Aos poucos parece que a FIA dá mais atenção para o resultado que é visto na tela, por medo de macular o seu espetáculo

Desde a última temporada sempre mencionamos as inconsistências nas punições e até mesmo a demora para a decisão dos comissários sobre alguns lances em pista. O GP de Singapura traz novamente essa pauta, principalmente por conta da punição dada à Sergio Pérez e o tempo que se levou para informar o resultado pós-corrida.

Pérez tem se tornando um grande piloto em circuito de rua e em Singapura se aproveitou do resultado da classificação para perseguir uma vitória no domingo. O mexicano atacou Charles Leclerc na largada, pois o seu carro tracionou melhor por ele ter largado do lado par da pista. Pérez assumiu a ponta e permaneceu nela, mesmo durante as relargadas que aconteceram após um período de Safety Car, o mexicano ainda controlou o ritmo do pelotão e cruzou a linha de chegada mais de sete segundos à frente de Charles Leclerc. Por esse enredo, a corrida de Pérez merece um comentário avulso…

Porém, tanto o mexicano como o monegasco, foram alertados sobre uma possível punição para Pérez, pois o piloto teria infringido as regras durante o período de Safety Car. Os comissários começaram a avaliar a situação ainda na volta 40, mas quando Pérez cruzou a linha de chegada na volta 59, não existia um resultado.

A Ferrari por sua vez acreditava que Pérez poderia receber duas punições de cinco segundos cada, desta forma Leclerc seria contemplado com a vitória. Os procedimentos para a entrega dos troféus demoraram um pouco para ser iniciado indicando que talvez a punição seria divulgada naquele momento; Pérez até comentou o fato, mencionando a sua investigação.

Os prêmios foram dados, a comemoração do pódio aconteceu normalmente e ainda foram algumas horas até a FIA determinar e informar alguma coisa. Pérez foi investigado por não ter respeitado a distância de dez carros para o Safety Car enquanto ele estava em pista com suas luzes acessas.

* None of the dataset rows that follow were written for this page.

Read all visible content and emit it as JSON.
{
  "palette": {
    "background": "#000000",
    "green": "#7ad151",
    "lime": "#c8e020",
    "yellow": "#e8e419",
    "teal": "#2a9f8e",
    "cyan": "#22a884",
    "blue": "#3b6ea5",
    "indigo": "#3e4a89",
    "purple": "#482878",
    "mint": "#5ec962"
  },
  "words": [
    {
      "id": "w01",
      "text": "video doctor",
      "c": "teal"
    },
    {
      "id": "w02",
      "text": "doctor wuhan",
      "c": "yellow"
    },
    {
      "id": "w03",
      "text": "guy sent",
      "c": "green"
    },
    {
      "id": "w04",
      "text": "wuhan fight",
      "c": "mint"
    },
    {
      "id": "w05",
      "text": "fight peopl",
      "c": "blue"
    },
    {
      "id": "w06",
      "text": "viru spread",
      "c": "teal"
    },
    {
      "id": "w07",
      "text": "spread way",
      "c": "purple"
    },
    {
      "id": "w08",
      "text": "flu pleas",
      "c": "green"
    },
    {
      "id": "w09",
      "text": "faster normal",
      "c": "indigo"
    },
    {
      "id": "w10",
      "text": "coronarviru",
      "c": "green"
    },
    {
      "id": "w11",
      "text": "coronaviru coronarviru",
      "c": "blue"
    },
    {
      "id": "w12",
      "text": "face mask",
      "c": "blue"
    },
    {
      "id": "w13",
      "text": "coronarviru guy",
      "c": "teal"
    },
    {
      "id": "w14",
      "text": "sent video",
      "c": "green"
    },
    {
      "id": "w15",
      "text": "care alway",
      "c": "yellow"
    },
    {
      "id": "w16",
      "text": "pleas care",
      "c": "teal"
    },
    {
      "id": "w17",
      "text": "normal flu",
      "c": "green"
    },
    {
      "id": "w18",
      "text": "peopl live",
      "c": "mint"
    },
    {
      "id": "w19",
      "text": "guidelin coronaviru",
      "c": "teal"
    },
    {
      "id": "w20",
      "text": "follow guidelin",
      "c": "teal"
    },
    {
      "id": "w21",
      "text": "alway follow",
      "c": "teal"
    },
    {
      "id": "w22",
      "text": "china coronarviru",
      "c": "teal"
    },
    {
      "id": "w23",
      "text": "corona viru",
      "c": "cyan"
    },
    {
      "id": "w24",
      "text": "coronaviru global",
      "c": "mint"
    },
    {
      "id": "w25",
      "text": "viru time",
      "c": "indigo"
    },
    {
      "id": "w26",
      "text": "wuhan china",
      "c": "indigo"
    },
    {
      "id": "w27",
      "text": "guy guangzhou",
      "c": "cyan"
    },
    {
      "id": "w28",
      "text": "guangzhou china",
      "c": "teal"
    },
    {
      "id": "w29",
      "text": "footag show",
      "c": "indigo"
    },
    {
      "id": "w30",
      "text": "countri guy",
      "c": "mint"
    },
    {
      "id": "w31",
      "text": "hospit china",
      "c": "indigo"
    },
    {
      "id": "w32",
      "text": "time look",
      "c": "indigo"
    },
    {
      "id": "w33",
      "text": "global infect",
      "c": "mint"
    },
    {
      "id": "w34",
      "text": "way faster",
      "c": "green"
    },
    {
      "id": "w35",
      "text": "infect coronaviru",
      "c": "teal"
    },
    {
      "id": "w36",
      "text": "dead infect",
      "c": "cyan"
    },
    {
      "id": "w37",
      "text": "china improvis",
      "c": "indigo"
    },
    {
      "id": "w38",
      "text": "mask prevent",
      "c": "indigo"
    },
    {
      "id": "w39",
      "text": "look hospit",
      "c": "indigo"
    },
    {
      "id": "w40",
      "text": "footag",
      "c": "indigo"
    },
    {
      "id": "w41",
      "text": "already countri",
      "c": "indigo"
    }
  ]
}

Depois do encerramento da corrida Pérez foi chamado para se explicar e informou que isso aconteceu, pois estava muito difícil para se manter na pista dada as condições do traçado que se encontrava parcialmente molhado e parcialmente seco.

 

A FIA aplicou para a mesma infração duas punições diferentes – Foto: reprodução

Algo que parece uma desculpa fiada, principalmente quando ele era o piloto líder da corrida e durante toda a prova conseguiu estabelecer uma distância confortável para Charles Leclerc. Em uma relargada o piloto líder tem a autonomia para ditar o ritmo, pois o seu intuito é sempre conservar a sua posição e tornar a vida dos adversários mais complicada, porém, a distância precisa ser respeitada enquanto o carro de segurança se manter com as suas luzes acessas.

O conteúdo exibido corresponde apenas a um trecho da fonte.